A closed graph means that no point in the graph has an edge that is not connected to the point.

#define SIMPLE cut all edges are only connected to s or only to T.

To this map s to all the points of the positive weight of an edge, the flow is VI, all negative weights of the point to the T with one edge, the flow is-vi, the other side is not moving, the flow is ∞.

So the simple cut edge of the chart is not included in the original image of any one side (this is important)

Below, the simple cut in this picture must be a closed graph, and all closed graphs must be a simple cut.

The closed diagram corresponds to a simple cut:

If the closed graph does not correspond to a simple cut, in the closed graph there will be a point from the s-s to a point in the t-t edge, the edge of the closed graph is connected to the outside, contradictions.

A simple cut corresponds to a closed diagram:

Because this is built a simple cut of the cut edge is not included in the original image of any one side, so in a simple cut, s-s all points will not be connected to the T-T, so is a closed diagram.

A simple cut capacity is the sum of the absolute values of the points of the negative weights in the s-s and the absolute sum of the points of the positive weights in the t-t.

When a simple cut is minimized, the closed graph has a minimum value.

So you can use the minimum cut to find the maximum weight of the closed graph!! ^_^

,,,,,,,, finally finished, to the back to bother to write the vernacular version of the proof because the HBT formula version of the proof is also very simple.

The application of the most powerful closed graph is still very wide.

tag in the title Description:

Positive negative right, maximum (minimum)

Examples:

①bzoj 1497: [NOI2006] maximum profit bare question

②poj 2987 Firing

The problem is to find out the maximum number of points of the closed graph under the premise of finding the smallest.
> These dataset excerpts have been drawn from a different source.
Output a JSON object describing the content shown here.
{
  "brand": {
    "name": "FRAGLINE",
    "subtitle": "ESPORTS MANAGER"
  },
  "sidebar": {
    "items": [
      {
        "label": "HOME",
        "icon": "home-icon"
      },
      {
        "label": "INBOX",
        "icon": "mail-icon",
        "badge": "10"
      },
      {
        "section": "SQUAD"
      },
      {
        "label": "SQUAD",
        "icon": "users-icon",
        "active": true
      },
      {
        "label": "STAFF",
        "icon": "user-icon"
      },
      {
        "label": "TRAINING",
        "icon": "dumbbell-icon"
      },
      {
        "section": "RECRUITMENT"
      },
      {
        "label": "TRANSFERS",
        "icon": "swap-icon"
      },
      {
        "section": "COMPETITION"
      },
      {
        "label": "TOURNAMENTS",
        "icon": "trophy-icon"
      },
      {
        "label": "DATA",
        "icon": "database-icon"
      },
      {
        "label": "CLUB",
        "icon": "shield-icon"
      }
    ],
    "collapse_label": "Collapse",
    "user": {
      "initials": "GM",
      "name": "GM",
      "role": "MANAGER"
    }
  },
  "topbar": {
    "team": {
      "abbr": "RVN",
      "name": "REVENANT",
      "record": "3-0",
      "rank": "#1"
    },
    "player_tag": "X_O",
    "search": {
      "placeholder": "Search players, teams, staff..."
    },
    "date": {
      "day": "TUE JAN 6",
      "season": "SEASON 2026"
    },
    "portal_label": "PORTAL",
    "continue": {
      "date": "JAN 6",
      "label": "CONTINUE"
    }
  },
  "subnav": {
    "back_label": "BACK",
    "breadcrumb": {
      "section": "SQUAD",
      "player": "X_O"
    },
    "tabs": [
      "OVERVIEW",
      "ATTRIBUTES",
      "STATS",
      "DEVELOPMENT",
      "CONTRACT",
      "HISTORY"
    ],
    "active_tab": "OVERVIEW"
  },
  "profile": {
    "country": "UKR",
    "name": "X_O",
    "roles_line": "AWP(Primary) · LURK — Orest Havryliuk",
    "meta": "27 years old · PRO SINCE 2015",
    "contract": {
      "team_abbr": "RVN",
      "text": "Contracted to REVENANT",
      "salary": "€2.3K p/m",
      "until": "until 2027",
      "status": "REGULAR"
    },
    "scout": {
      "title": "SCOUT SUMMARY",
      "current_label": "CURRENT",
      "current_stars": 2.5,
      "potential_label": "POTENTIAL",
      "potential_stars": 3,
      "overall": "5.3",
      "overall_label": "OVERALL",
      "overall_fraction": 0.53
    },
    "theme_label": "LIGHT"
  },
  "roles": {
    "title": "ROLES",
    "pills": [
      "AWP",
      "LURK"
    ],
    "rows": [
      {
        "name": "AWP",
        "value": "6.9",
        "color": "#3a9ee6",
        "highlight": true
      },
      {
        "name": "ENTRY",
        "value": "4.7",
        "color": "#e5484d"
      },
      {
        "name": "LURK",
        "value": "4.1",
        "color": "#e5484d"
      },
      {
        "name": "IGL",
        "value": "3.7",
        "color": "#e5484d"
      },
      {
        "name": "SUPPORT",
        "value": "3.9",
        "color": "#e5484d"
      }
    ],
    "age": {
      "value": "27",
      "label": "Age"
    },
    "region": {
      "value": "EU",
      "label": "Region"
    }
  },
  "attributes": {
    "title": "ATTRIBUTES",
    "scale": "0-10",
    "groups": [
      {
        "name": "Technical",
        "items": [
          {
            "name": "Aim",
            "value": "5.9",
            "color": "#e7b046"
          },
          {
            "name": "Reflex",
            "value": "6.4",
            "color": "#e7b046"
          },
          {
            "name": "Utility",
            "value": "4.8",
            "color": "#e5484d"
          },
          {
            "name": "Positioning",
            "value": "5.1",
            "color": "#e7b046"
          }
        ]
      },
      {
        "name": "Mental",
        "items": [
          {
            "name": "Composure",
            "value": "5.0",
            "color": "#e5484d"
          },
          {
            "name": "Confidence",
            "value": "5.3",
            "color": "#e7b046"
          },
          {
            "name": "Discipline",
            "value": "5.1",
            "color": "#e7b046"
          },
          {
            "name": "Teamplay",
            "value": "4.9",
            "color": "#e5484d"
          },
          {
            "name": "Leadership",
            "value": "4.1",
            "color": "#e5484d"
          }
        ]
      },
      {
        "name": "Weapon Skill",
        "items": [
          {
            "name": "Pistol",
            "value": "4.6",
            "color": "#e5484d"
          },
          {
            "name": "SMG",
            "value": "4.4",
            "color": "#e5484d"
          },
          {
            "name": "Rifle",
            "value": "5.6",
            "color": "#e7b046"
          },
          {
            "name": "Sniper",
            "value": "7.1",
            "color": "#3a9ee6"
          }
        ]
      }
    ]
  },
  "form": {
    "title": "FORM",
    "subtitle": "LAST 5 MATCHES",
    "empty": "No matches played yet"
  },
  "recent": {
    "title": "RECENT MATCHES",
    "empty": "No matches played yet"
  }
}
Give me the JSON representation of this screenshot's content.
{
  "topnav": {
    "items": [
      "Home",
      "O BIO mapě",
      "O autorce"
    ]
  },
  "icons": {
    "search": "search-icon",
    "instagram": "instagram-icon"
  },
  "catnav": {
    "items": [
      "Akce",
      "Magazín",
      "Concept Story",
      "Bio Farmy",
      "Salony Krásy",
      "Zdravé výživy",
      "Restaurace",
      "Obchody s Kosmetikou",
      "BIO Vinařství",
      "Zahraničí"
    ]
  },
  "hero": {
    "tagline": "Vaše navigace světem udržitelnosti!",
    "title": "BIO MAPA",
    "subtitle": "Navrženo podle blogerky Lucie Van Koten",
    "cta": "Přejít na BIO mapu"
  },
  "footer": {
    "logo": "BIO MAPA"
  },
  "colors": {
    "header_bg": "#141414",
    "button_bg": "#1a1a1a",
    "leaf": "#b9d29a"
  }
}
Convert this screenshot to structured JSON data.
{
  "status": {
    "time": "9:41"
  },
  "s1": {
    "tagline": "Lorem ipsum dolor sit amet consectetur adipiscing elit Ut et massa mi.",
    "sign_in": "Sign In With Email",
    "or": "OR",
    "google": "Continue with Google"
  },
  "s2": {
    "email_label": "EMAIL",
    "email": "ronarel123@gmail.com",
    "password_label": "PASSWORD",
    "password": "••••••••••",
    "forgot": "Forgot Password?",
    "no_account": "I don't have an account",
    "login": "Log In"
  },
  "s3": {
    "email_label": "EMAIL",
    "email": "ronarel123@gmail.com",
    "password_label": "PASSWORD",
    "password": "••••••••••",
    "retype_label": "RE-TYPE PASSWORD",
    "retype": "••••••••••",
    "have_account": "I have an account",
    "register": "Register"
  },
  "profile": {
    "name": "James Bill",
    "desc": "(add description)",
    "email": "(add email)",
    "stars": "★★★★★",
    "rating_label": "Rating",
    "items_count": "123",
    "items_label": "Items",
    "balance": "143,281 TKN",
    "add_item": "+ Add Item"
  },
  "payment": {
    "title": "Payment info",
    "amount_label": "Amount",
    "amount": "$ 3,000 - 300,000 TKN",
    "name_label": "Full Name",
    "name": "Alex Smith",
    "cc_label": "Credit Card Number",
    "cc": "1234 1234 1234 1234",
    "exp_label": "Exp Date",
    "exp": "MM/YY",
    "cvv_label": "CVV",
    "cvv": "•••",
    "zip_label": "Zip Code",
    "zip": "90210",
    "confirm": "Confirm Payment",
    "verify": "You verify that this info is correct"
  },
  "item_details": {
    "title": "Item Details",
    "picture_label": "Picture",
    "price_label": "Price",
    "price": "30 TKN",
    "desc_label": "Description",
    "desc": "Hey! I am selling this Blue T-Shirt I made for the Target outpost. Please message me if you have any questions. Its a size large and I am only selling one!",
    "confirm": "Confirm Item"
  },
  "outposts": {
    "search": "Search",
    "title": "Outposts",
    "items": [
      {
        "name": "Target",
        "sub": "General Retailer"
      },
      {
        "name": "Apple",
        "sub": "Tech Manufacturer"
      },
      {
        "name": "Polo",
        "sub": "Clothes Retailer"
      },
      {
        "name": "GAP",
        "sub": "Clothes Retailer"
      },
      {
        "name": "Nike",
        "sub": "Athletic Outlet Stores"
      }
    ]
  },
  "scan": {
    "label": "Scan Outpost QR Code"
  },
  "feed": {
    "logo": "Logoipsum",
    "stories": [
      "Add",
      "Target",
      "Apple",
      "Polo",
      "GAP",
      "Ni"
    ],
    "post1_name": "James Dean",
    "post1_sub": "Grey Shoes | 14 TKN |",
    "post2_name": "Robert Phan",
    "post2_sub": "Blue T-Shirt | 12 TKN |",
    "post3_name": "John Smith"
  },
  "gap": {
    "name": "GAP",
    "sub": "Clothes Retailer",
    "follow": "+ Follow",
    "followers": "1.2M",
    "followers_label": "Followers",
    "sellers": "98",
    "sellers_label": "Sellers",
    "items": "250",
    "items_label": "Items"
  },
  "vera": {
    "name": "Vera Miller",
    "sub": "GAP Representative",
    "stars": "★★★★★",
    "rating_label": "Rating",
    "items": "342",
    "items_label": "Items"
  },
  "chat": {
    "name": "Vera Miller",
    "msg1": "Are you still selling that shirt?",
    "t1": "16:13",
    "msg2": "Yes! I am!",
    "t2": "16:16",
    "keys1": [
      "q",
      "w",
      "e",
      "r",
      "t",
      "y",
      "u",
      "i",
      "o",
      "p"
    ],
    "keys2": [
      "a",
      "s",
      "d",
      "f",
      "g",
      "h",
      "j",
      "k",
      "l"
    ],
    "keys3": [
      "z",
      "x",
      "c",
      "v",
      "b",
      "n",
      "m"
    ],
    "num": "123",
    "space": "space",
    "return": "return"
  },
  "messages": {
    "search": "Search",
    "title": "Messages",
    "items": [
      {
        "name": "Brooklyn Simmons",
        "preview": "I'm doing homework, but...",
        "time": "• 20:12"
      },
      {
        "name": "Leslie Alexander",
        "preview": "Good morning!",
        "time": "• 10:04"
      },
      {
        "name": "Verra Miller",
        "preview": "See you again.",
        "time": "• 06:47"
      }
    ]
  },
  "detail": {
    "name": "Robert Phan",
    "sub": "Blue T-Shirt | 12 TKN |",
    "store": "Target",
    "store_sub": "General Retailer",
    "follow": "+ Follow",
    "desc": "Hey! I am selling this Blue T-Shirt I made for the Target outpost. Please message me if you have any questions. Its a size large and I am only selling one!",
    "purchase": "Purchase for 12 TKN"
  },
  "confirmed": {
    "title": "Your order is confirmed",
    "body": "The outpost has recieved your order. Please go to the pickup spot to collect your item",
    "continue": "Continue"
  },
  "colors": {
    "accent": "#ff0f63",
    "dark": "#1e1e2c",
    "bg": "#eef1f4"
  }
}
It can be proved that the minimum number of points can be obtained if the maximum weight of the closed graph is calculated and traversed again.

But there is a fantasy idea:

In the network to enlarge the edge, will Benquan *10000, if the edge and the source point s even, then the flow minus one, if the edge and the meeting point T-connected, then the flow plus one, for the original point of 0 points, and the meeting point of the T-link, the flow of 1

Set with the source point s connected to the edge has total, the minimum cut for Max_flow, then (max_flow+total)/10000 is the original minimum cut, (max_flow+total)%10000 is the Dag graph of the number of points, because in the cutting edge set, If the cutting edge and the source point s are connected, indicating that the point is not taken, cutting edge and meeting point T is connected, indicating that the point to take, so the use of the above method can ensure that the best solution is obtained

This is really very ingenious ah, worth accumulating!

③bzoj 1565: [NOI2009] Plants vs Zombies

A very interesting problem, the maximum weight of the closed graph is quite obvious, but the picture may have a ring! All the points in the ring and the precursors of all the points in the ring are unlikely to be attacked, so there is a way to eliminate these points. The idea of topological ordering of the inverse diagram for this diagram is the last point at which all topological points can be chosen.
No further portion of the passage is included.